This is an introductory tutorial on using Theano, the Python library. I’m going to start from scratch and assume no previous knowledge of Theano. However, understanding how neural networks work will be useful when getting to the code examples towards the end.
The plan for the tutorial is as follows:
- Give a basic introduction to Theano and explain the important concepts.
- Go over the main operations that we have available in Theano.
- Look at working code examples.
I recently gave this tutorial as a talk in University of Cambridge and it turned out to be way more popular than expected. In order to give more people access to the material, I’m now writing it up as a blog post.
I do not claim to know everything about Theano, and I constantly learn new things myself. If you find any errors or have suggestions on how to improve this tutorial, do let me know.
The code examples can be found in the Github repository: https://github.com/marekrei/theano-tutorial
1. What is Theano?
Theano is a Python library for efficiently handling mathematical expressions involving multi-dimensional arrays (also known as tensors). It is a common choice for implementing neural network models. Theano has been developed in University of Montreal, in a group led by Yoshua Bengio, since 2008.

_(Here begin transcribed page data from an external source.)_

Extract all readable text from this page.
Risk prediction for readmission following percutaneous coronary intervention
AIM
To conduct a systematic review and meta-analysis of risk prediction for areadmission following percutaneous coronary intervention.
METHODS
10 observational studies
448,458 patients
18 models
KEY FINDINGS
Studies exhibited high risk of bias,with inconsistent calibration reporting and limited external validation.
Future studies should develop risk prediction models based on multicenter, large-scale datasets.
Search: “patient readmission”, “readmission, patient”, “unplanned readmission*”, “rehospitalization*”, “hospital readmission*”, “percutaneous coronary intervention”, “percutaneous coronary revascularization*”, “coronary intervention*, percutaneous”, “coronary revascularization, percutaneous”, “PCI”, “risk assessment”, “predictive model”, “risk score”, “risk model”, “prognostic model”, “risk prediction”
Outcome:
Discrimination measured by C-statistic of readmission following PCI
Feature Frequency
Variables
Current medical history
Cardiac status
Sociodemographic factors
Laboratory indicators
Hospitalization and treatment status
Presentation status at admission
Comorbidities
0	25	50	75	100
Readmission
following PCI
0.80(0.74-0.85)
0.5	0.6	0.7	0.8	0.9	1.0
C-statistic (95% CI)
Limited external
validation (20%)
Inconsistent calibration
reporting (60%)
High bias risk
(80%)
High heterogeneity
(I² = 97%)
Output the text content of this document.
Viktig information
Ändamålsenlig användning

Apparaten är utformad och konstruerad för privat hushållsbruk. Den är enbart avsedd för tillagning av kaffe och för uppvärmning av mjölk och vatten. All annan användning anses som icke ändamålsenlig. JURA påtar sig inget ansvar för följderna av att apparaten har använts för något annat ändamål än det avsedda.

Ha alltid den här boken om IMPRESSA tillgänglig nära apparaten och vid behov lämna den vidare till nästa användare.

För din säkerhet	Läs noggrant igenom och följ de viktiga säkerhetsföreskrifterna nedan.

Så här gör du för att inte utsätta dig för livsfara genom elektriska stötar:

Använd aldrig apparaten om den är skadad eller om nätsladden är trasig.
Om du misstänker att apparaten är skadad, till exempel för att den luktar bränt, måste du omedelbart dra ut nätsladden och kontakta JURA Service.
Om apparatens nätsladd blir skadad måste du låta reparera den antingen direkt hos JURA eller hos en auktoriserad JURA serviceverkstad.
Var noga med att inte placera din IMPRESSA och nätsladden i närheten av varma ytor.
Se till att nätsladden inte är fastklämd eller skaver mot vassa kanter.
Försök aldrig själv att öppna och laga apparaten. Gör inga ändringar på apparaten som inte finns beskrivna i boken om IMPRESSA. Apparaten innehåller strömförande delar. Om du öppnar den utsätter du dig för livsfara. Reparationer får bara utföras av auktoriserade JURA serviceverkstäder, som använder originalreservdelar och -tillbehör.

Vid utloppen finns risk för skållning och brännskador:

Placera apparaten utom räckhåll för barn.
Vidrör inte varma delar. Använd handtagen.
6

Some of the features include:
- automatic differentiation – you only have to implement the forward (prediction) part of the model, and Theano will automatically figure out how to calculate the gradients at various points, allowing you to perform gradient descent for model training.
- transparent use of a GPU – you can write the same code and run it either on CPU or GPU. More specifically, Theano will figure out which parts of the computation should be moved to the GPU.
- speed and stability optimisations – Theano will internally reorganise and optimise your computations, in order to make them run faster and be more numerically stable. It will also try to compile some operations into C code, in order to speed up the computation.